8. The computer-implemented method as recited in claim 6, further comprising calling a second dialog graph from a node associated with the first dialog graph, the second dialog graph to perform a sub-operation prior to resuming dialog processing by the first dialog graph.

9. The computer-implemented method as recited in claim 8, further comprising calling the first dialog graph from a different node associated with the second dialog graph, the first dialog graph to resume dialog at the second node or a third node.

10. The computer-implemented method as recited in claim 6, wherein the first spoken request initiates selection of an entry node of the first dialog graph, the entry node selected from at least a first entry node or a second entry node to facilitate non-deterministic behavior of a user.

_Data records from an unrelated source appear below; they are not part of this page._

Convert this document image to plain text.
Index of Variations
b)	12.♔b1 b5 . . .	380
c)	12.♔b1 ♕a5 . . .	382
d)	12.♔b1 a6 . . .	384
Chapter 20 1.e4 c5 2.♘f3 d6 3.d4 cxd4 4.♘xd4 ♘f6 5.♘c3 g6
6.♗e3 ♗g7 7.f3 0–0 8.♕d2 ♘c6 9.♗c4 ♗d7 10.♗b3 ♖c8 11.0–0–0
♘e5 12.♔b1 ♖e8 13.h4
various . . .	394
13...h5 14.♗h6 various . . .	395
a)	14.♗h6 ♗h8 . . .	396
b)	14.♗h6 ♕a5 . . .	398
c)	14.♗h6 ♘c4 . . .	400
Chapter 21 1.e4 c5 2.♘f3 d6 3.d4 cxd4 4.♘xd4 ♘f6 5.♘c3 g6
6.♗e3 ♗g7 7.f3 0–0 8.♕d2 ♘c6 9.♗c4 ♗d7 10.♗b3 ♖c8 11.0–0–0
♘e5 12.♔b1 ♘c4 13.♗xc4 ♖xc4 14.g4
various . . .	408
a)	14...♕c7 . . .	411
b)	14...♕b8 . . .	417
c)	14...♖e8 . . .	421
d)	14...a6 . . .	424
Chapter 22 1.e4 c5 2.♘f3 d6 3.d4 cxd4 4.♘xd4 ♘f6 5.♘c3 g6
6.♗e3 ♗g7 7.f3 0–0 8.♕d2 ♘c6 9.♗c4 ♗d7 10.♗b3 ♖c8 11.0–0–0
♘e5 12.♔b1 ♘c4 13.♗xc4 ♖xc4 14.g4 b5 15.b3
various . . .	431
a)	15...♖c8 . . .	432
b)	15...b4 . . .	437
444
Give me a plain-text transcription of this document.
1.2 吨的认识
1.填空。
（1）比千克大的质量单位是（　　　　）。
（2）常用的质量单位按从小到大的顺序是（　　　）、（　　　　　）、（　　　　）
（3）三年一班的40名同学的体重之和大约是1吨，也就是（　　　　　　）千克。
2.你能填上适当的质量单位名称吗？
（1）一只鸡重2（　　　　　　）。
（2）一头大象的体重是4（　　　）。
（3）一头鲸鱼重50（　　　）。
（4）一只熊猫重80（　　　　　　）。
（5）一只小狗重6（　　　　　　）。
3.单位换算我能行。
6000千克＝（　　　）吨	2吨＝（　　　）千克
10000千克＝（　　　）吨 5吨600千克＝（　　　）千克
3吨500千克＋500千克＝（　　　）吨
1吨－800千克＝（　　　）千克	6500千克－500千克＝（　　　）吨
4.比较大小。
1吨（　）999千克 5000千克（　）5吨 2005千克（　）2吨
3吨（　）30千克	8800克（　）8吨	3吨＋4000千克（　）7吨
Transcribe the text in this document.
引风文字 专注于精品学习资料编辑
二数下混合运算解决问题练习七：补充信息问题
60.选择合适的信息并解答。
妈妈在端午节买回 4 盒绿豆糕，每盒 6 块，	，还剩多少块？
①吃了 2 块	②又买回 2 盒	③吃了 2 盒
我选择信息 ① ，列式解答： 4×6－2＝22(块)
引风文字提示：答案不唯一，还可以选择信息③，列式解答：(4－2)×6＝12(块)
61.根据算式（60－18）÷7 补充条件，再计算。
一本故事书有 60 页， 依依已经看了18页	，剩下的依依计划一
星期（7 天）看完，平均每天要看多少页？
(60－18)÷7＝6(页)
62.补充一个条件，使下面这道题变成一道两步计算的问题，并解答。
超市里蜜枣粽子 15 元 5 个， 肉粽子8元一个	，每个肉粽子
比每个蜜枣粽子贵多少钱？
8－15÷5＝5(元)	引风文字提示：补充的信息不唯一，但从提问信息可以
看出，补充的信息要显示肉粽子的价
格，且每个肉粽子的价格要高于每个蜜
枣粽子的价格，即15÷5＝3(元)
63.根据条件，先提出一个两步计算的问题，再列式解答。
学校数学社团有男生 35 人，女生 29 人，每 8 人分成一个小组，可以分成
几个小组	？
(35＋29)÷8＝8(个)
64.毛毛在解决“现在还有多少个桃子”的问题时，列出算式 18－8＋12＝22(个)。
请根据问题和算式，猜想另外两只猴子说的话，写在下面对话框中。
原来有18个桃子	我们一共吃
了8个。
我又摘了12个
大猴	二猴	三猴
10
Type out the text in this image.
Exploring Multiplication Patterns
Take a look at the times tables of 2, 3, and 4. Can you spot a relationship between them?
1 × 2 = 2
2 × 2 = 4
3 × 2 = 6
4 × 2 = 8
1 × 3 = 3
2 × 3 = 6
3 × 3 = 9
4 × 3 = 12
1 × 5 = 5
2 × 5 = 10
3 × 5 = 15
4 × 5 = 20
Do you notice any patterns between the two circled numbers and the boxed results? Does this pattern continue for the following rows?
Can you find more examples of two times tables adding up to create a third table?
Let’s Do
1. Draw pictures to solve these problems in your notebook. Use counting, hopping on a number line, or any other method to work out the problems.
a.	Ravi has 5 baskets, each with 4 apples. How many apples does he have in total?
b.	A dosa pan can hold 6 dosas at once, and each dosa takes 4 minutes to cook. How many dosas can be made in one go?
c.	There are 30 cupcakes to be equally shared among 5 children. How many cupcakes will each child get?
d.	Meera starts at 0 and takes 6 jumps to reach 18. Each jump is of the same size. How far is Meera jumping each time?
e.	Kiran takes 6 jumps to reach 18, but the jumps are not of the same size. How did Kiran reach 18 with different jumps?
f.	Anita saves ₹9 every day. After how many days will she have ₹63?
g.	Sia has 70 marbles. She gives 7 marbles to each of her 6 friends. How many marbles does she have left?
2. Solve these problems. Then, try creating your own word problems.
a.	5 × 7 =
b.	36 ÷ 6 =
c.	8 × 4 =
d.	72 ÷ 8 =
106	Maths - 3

11. The computer-implemented method as recited in claim 6, wherein the second node references the first reply associated with the first node to determine the second reply associated with the second node.

12. The computer-implemented method as recited in claim 6, further comprising confirming the first reply using an abbreviated confirmation that refrains from providing at least one of a brand, a size, or provider of an item.

13. The computer-implemented method as recited in claim 6, further comprising:

determining a confidence score associated with the first reply; and

determining a confirmation of the first reply based at least in part on the confidence score.

14. The computer-implemented method as recited in claim 6, further comprising:

providing a first time stamp associated with interaction with the first node;

providing a second time stamp associated with interaction with the second node; and

determining a context associated with a pronoun or an anaphora based at least in part on the first time stamp and the second time stamp.

15. A system comprising:

one or more processors; and

memory storing computer-executable instructions that, when executed, cause the one or more processors to perform acts comprising: receiving a first spoken request from a user, the first spoken request indicating a computing action to be performed for the user; determining, via the voice assistant system, a context of the first spoken request; accessing a first dialog graph based on the context of the first spoken request; generating a first reply to the first spoken request by traversing to a first node within the first dialog graph; causing the first reply to be announced to the user; receiving a second spoken request from the user; calling a second dialog graph, in response to at least the second spoken request, to perform one or more sub-operations; and calling the first dialog graph to resume dialog to complete the computing action.

16. The system as recited in claim 15, further comprising:

receiving a third spoken request from the user;

generating a third reply to the third spoken request by traversing from the first node to a third node within the first dialog graph, the third reply based at least in part on the first request or the first reply;

determining an item based at least in part on the first spoken request or the third spoken request; and

initiating an order fulfillment operation associated with the item based at least in part on the third spoken request.

17. The system as recited in claim 15, further comprising generating a third reply to the third spoken request by traversing to a third node within the first dialog graph, the third reply based at least in part on the first request or the first reply, and wherein the third node determines the third reply based at least in part on determining a pronoun or an anaphora from the first spoken request or the first reply.

18. The system as recited in claim 15, further comprising confirming the first reply using an abbreviated confirmation that refrains from providing at least one of a brand, a size, or provider of an item.

19. The system as recited in claim 15, further comprising:

determining a confidence score associated with the first reply; and

determining a confirmation of the first reply based at least in part on the confidence score.

20. The system as recited in claim 15, wherein the first dialog graph to resumes dialog at the first node or a second node.